Non c’è bisogno di farla più lunga. O di riprendere tutte le vibranti dichiarazioni di ministri e sottosegretari sulle inaccettabili falsità di Matteo Salvini contro il Mes, dimenticandosi di quelle dei loro colleghi di governo. E qui, partiti da «Figli», dovremmo tornare alle origini della comicità italiana. Alla celebre gag di Totò che racconta ridendo di come un tizio lo avesse aggredito urlando: «Pasquale, figlio d’un cane!». E lui fermo lì a farsi insultare e prendere a pugni, per vedere «questo scemo dove vuole arrivare». E sempre più divertito, perché tanto, lui, mica si chiamava Pasquale.
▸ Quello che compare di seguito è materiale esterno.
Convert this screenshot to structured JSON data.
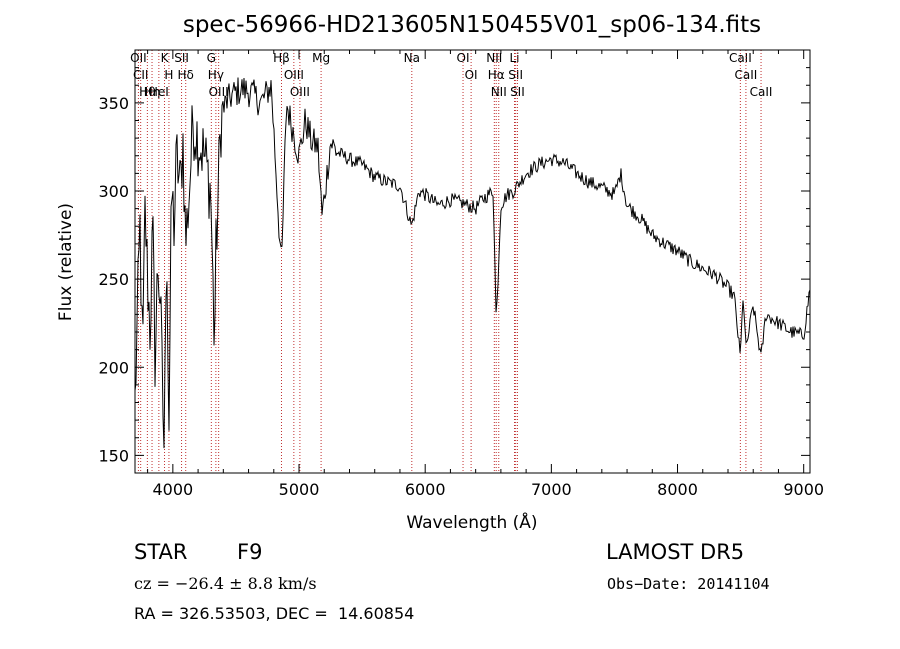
{
  "chart_data": {
    "type": "line",
    "title": "spec-56966-HD213605N150455V01_sp06-134.fits",
    "xlabel": "Wavelength (Å)",
    "ylabel": "Flux (relative)",
    "xlim": [
      3700,
      9050
    ],
    "ylim": [
      140,
      380
    ],
    "x_ticks": [
      4000,
      5000,
      6000,
      7000,
      8000,
      9000
    ],
    "y_ticks": [
      150,
      200,
      250,
      300,
      350
    ],
    "grid": false,
    "series": [
      {
        "x": [
          3700,
          3720,
          3740,
          3760,
          3780,
          3800,
          3820,
          3840,
          3860,
          3880,
          3900,
          3920,
          3933,
          3950,
          3968,
          3990,
          4010,
          4030,
          4060,
          4080,
          4101,
          4130,
          4160,
          4200,
          4250,
          4300,
          4330,
          4340,
          4380,
          4420,
          4480,
          4550,
          4620,
          4700,
          4780,
          4861,
          4900,
          4950,
          5000,
          5050,
          5100,
          5150,
          5183,
          5250,
          5300,
          5400,
          5500,
          5600,
          5700,
          5800,
          5893,
          5950,
          6000,
          6100,
          6200,
          6300,
          6400,
          6450,
          6500,
          6540,
          6563,
          6600,
          6650,
          6700,
          6800,
          6900,
          7000,
          7100,
          7200,
          7300,
          7400,
          7500,
          7550,
          7600,
          7700,
          7800,
          7900,
          8000,
          8100,
          8200,
          8300,
          8400,
          8450,
          8498,
          8520,
          8542,
          8600,
          8662,
          8700,
          8800,
          8900,
          9000,
          9050
        ],
        "values": [
          180,
          230,
          280,
          200,
          290,
          250,
          220,
          280,
          200,
          260,
          240,
          180,
          150,
          290,
          160,
          300,
          280,
          320,
          300,
          330,
          270,
          300,
          340,
          330,
          320,
          300,
          210,
          260,
          340,
          350,
          355,
          358,
          356,
          350,
          360,
          255,
          350,
          335,
          320,
          340,
          328,
          325,
          285,
          328,
          322,
          318,
          315,
          308,
          305,
          303,
          280,
          300,
          298,
          292,
          295,
          293,
          290,
          295,
          298,
          300,
          225,
          292,
          298,
          300,
          310,
          315,
          318,
          316,
          310,
          305,
          302,
          298,
          310,
          292,
          285,
          275,
          270,
          266,
          260,
          256,
          252,
          245,
          240,
          205,
          242,
          210,
          235,
          205,
          230,
          225,
          220,
          218,
          245
        ]
      }
    ],
    "line_markers": [
      {
        "label": "Hθ",
        "x": 3798
      },
      {
        "label": "OII",
        "x": 3727
      },
      {
        "label": "CII",
        "x": 3745
      },
      {
        "label": "Hη",
        "x": 3835
      },
      {
        "label": "HeI",
        "x": 3889
      },
      {
        "label": "K",
        "x": 3934
      },
      {
        "label": "H",
        "x": 3969
      },
      {
        "label": "Hδ",
        "x": 4102
      },
      {
        "label": "SII",
        "x": 4069
      },
      {
        "label": "OIII",
        "x": 4363
      },
      {
        "label": "Hγ",
        "x": 4341
      },
      {
        "label": "G",
        "x": 4305
      },
      {
        "label": "OIII",
        "x": 5007
      },
      {
        "label": "OIII",
        "x": 4959
      },
      {
        "label": "Hβ",
        "x": 4861
      },
      {
        "label": "Mg",
        "x": 5175
      },
      {
        "label": "Na",
        "x": 5894
      },
      {
        "label": "OI",
        "x": 6300
      },
      {
        "label": "OI",
        "x": 6364
      },
      {
        "label": "Hα",
        "x": 6563
      },
      {
        "label": "NII",
        "x": 6548
      },
      {
        "label": "NII",
        "x": 6583
      },
      {
        "label": "SII",
        "x": 6717
      },
      {
        "label": "Li",
        "x": 6708
      },
      {
        "label": "SII",
        "x": 6731
      },
      {
        "label": "CaII",
        "x": 8542
      },
      {
        "label": "CaII",
        "x": 8498
      },
      {
        "label": "CaII",
        "x": 8662
      }
    ]
  },
  "info": {
    "object_type": "STAR",
    "subclass": "F9",
    "survey": "LAMOST DR5",
    "cz": "cz = −26.4 ± 8.8 km/s",
    "obs_date": "Obs−Date: 20141104",
    "coords": "RA = 326.53503, DEC =  14.60854"
  }
}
Comunque si concluda la telenovela, un simile spettacolo dimostra al di là di ogni ragionevole dubbio il fallimento dell’approccio montessoriano seguito dal Pd con i Cinquestelle. E questa, sia chiaro, non è una colpa che possa essere addebitata a Maria Montessori, le cui teorie sono state confermate puntualmente: lasciati liberi di esprimersi, senza che i premurosi maestrini del Pd si sognassero di coartarne in alcun modo la volontà, i Cinquestelle hanno potuto seguire pienamente la propria natura. Che sfortunatamente, ma non imprevedibilmente, non è quella di un partito progressista, europeista e riformista, come da qualche anno tenta di farci credere in ogni modo un nutrito gruppo di neo-montessoriani.